Look at your life now, and picture where you might be a few years down the road if you stay with him. (Just a guess, but…locked in the basement?…a dead body in the trunk of his car?) As much as you must be looking forward to a marriage patterned on the concept of house arrest (surely, you don’t think he’ll get less paranoid over time), you need to consider your three most prudent options at present: 1. Get out immediately. 2. Get out slightly faster than that. 3. Run as fast as your little legs can carry you.

You didn’t end up with a guy like this by accident. It’s part and parcel of whatever made you start your letter with “I’m sorry to bother you.” Hello? I’m an advice columnist, not a carburetor repairman. If you ask your car mechanic for complimentary love advice, maybe an apology for the imposition is in order. Clearly, you’re a big part of the problem here: “Oh, is my shadow in your way? I’m sorry, have I been breathing too much air? I’ll breathe less.”

Get your own self-esteem in order, then come up with standards for what you want in a man (mental health would be a plus), and the resolve to stand up for them.
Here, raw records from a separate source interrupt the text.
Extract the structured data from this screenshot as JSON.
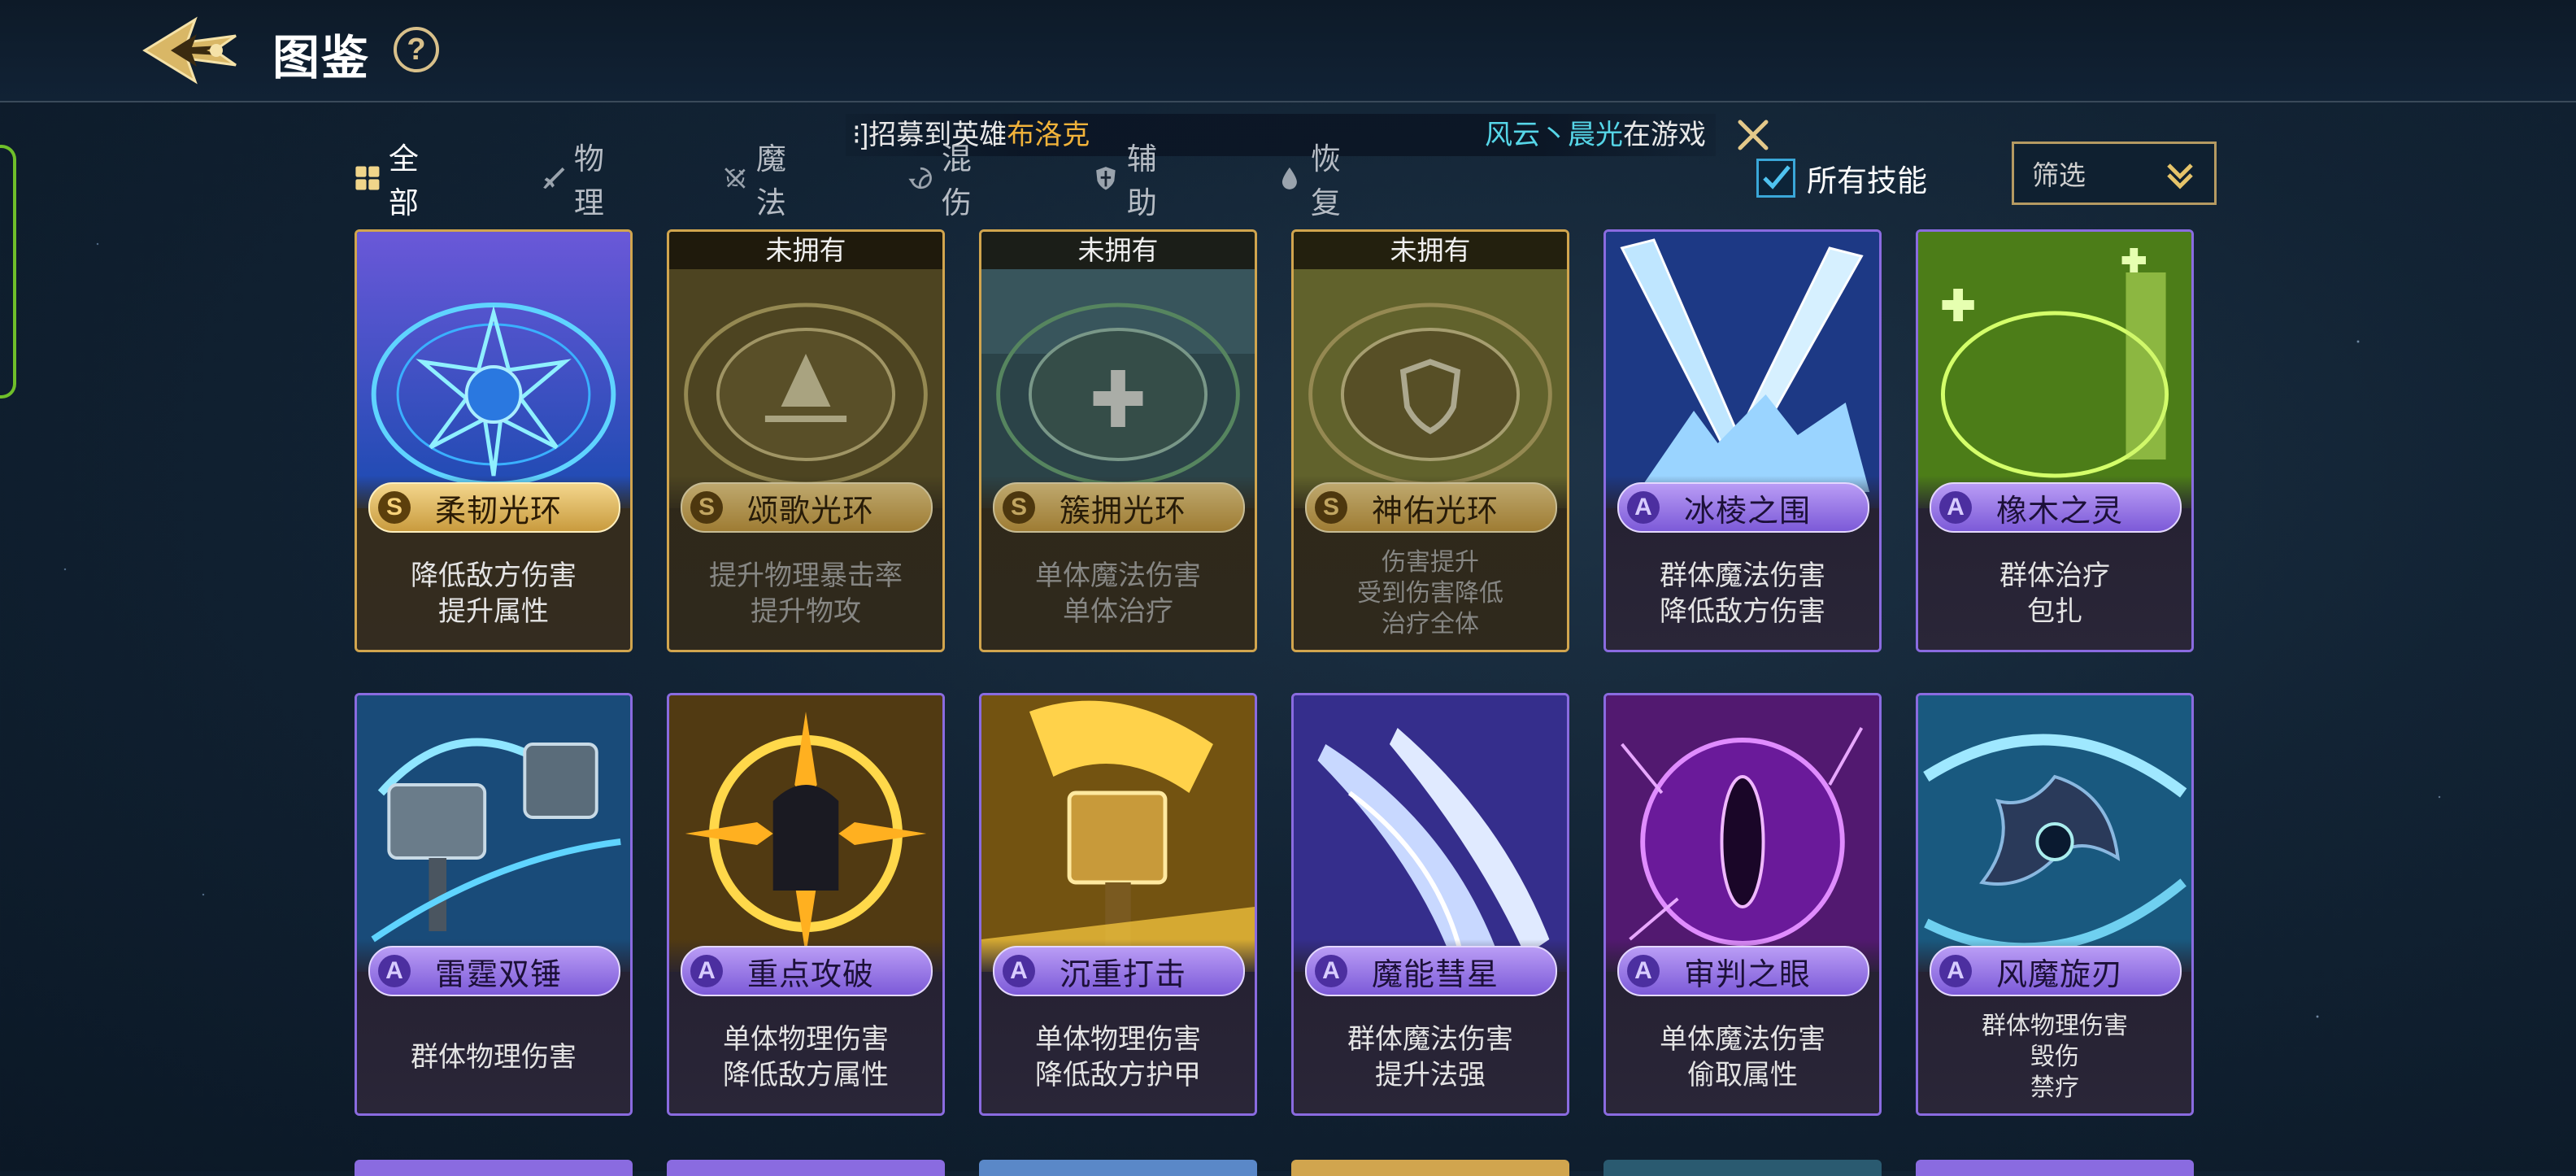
{
  "header": {
    "title": "图鉴",
    "help": "?"
  },
  "ticker": {
    "left_prefix": "⁝]招募到英雄",
    "left_hero": "布洛克",
    "right_name": "风云丶晨光",
    "right_suffix": "在游戏"
  },
  "tabs": [
    {
      "label": "全部",
      "icon": "grid-icon",
      "active": true
    },
    {
      "label": "物理",
      "icon": "sword-icon",
      "active": false
    },
    {
      "label": "魔法",
      "icon": "magic-icon",
      "active": false
    },
    {
      "label": "混伤",
      "icon": "swirl-icon",
      "active": false
    },
    {
      "label": "辅助",
      "icon": "shield-icon",
      "active": false
    },
    {
      "label": "恢复",
      "icon": "drop-icon",
      "active": false
    }
  ],
  "all_skills": {
    "label": "所有技能",
    "checked": true
  },
  "filter": {
    "label": "筛选"
  },
  "colors": {
    "s_border": "#d1a54e",
    "a_border": "#8a6be0",
    "accent_gold": "#f2b33a",
    "accent_cyan": "#56d6e8"
  },
  "cards": [
    {
      "grade": "S",
      "name": "柔韧光环",
      "owned": true,
      "unowned_label": "",
      "desc": [
        "降低敌方伤害",
        "提升属性"
      ],
      "art": "blue-star-circle"
    },
    {
      "grade": "S",
      "name": "颂歌光环",
      "owned": false,
      "unowned_label": "未拥有",
      "desc": [
        "提升物理暴击率",
        "提升物攻"
      ],
      "art": "gold-burst-circle"
    },
    {
      "grade": "S",
      "name": "簇拥光环",
      "owned": false,
      "unowned_label": "未拥有",
      "desc": [
        "单体魔法伤害",
        "单体治疗"
      ],
      "art": "teal-cross-circle"
    },
    {
      "grade": "S",
      "name": "神佑光环",
      "owned": false,
      "unowned_label": "未拥有",
      "desc": [
        "伤害提升",
        "受到伤害降低",
        "治疗全体"
      ],
      "art": "yellow-shield-circle"
    },
    {
      "grade": "A",
      "name": "冰棱之围",
      "owned": true,
      "unowned_label": "",
      "desc": [
        "群体魔法伤害",
        "降低敌方伤害"
      ],
      "art": "ice-swords"
    },
    {
      "grade": "A",
      "name": "橡木之灵",
      "owned": true,
      "unowned_label": "",
      "desc": [
        "群体治疗",
        "包扎"
      ],
      "art": "green-runes"
    },
    {
      "grade": "A",
      "name": "雷霆双锤",
      "owned": true,
      "unowned_label": "",
      "desc": [
        "群体物理伤害"
      ],
      "art": "twin-hammers"
    },
    {
      "grade": "A",
      "name": "重点攻破",
      "owned": true,
      "unowned_label": "",
      "desc": [
        "单体物理伤害",
        "降低敌方属性"
      ],
      "art": "target-ring"
    },
    {
      "grade": "A",
      "name": "沉重打击",
      "owned": true,
      "unowned_label": "",
      "desc": [
        "单体物理伤害",
        "降低敌方护甲"
      ],
      "art": "golden-hammer"
    },
    {
      "grade": "A",
      "name": "魔能彗星",
      "owned": true,
      "unowned_label": "",
      "desc": [
        "群体魔法伤害",
        "提升法强"
      ],
      "art": "comet-claws"
    },
    {
      "grade": "A",
      "name": "审判之眼",
      "owned": true,
      "unowned_label": "",
      "desc": [
        "单体魔法伤害",
        "偷取属性"
      ],
      "art": "purple-eye"
    },
    {
      "grade": "A",
      "name": "风魔旋刃",
      "owned": true,
      "unowned_label": "",
      "desc": [
        "群体物理伤害",
        "毁伤",
        "禁疗"
      ],
      "art": "wind-shuriken"
    }
  ]
}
Eventually, you should come to realize that love isn’t a hall pass for somebody to wander through your every thought, or a license to shove a periscope up your life. Stop calling this guy your fiancé and start referring to him as a mistake you almost made -- before you came to your senses and recognized your dire (perhaps even life-preserving) need to run to the locksmith instead of the jeweler.